From 69c67c58da54c7d6956de3ef2f753b63de45d328 Mon Sep 17 00:00:00 2001
From: mmrahorovic <mmrahorovic@hotmail.com>
Date: Fri, 18 Feb 2022 13:13:37 +0000
Subject: [PATCH] [convert_hls]: modifications to enable 1D MaxPool layers with
 PE / non-divisible pool/image dimensions

---
 .../transformation/fpgadataflow/convert_to_hls_layers.py    | 6 +++++-
 1 file changed, 5 insertions(+), 1 deletion(-)

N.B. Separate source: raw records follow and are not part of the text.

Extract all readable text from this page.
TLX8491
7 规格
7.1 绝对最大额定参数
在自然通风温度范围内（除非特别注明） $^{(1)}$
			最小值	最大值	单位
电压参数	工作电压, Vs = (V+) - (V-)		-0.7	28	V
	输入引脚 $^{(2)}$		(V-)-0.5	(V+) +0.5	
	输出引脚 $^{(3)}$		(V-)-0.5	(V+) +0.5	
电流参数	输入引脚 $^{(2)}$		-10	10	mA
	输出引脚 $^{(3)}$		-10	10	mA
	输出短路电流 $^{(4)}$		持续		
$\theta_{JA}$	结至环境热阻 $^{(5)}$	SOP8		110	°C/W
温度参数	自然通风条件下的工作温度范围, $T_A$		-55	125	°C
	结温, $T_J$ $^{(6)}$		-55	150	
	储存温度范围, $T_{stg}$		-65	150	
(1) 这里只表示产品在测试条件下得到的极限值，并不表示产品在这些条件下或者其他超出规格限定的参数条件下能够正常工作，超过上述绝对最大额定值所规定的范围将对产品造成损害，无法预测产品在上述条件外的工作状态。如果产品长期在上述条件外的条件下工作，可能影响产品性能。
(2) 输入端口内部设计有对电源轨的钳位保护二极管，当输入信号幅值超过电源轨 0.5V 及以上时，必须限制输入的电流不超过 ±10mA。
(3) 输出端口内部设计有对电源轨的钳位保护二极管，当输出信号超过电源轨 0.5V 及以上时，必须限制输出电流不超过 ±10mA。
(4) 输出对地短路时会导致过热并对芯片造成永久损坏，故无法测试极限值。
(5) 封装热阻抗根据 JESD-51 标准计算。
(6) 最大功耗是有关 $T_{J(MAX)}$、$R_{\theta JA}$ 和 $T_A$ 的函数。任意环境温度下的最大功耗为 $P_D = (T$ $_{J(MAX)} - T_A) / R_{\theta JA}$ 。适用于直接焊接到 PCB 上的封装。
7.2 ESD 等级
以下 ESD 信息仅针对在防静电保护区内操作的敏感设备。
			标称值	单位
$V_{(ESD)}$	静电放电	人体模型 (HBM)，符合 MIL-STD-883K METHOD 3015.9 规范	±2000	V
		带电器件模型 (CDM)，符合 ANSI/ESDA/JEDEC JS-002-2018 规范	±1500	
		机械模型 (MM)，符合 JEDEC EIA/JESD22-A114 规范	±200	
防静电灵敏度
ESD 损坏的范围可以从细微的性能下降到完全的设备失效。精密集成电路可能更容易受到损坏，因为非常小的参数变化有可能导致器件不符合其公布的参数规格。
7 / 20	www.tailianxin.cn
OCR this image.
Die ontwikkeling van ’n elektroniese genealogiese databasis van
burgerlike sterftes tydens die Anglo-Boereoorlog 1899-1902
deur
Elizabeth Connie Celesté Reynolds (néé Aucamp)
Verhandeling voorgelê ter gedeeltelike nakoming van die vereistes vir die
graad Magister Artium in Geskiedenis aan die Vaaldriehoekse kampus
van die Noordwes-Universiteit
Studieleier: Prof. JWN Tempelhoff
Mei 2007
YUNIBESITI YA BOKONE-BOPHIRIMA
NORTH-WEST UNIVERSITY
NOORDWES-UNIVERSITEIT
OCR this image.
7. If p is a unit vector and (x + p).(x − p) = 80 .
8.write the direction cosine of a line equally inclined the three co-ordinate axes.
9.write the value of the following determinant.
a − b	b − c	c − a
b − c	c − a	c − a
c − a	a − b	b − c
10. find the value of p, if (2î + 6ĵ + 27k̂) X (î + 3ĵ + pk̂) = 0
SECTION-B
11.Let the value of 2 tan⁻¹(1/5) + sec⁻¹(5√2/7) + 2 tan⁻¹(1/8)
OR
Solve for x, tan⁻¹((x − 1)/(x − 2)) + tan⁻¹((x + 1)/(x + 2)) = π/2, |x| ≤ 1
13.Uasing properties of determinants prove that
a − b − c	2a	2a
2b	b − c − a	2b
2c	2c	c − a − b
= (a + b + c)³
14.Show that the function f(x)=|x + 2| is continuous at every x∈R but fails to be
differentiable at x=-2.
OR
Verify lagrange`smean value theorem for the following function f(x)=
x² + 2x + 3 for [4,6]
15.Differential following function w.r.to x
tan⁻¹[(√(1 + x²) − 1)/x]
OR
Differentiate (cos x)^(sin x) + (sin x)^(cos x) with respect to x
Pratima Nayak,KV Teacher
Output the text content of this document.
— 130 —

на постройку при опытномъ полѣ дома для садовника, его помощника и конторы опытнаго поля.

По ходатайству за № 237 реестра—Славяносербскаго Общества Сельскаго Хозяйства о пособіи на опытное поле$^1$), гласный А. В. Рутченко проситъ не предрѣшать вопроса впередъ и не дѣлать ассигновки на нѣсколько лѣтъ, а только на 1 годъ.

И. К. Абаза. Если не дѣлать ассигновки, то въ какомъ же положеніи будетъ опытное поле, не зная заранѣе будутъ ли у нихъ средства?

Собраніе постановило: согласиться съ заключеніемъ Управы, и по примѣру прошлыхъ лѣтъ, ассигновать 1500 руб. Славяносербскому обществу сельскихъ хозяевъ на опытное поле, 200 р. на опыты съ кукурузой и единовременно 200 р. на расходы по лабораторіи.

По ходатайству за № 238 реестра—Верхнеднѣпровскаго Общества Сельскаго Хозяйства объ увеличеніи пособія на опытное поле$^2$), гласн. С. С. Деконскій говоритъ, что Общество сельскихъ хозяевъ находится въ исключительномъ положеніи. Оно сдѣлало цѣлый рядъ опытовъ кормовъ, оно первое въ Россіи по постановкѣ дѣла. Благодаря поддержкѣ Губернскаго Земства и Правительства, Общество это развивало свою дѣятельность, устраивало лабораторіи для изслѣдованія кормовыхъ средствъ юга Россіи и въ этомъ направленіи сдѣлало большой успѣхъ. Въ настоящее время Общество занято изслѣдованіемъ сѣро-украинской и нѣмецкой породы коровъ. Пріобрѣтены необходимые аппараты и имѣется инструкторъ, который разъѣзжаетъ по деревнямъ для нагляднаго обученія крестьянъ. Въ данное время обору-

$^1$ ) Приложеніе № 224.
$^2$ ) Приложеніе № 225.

diff --git a/src/finn/transformation/fpgadataflow/convert_to_hls_layers.py b/src/finn/transformation/fpgadataflow/convert_to_hls_layers.py
index 2f83f23cb..eb9912b48 100644
--- a/src/finn/transformation/fpgadataflow/convert_to_hls_layers.py
+++ b/src/finn/transformation/fpgadataflow/convert_to_hls_layers.py
@@ -362,7 +362,10 @@ class InferStreamingMaxPool(Transformation):
                 ifm_ch = mp_in_shape[-1]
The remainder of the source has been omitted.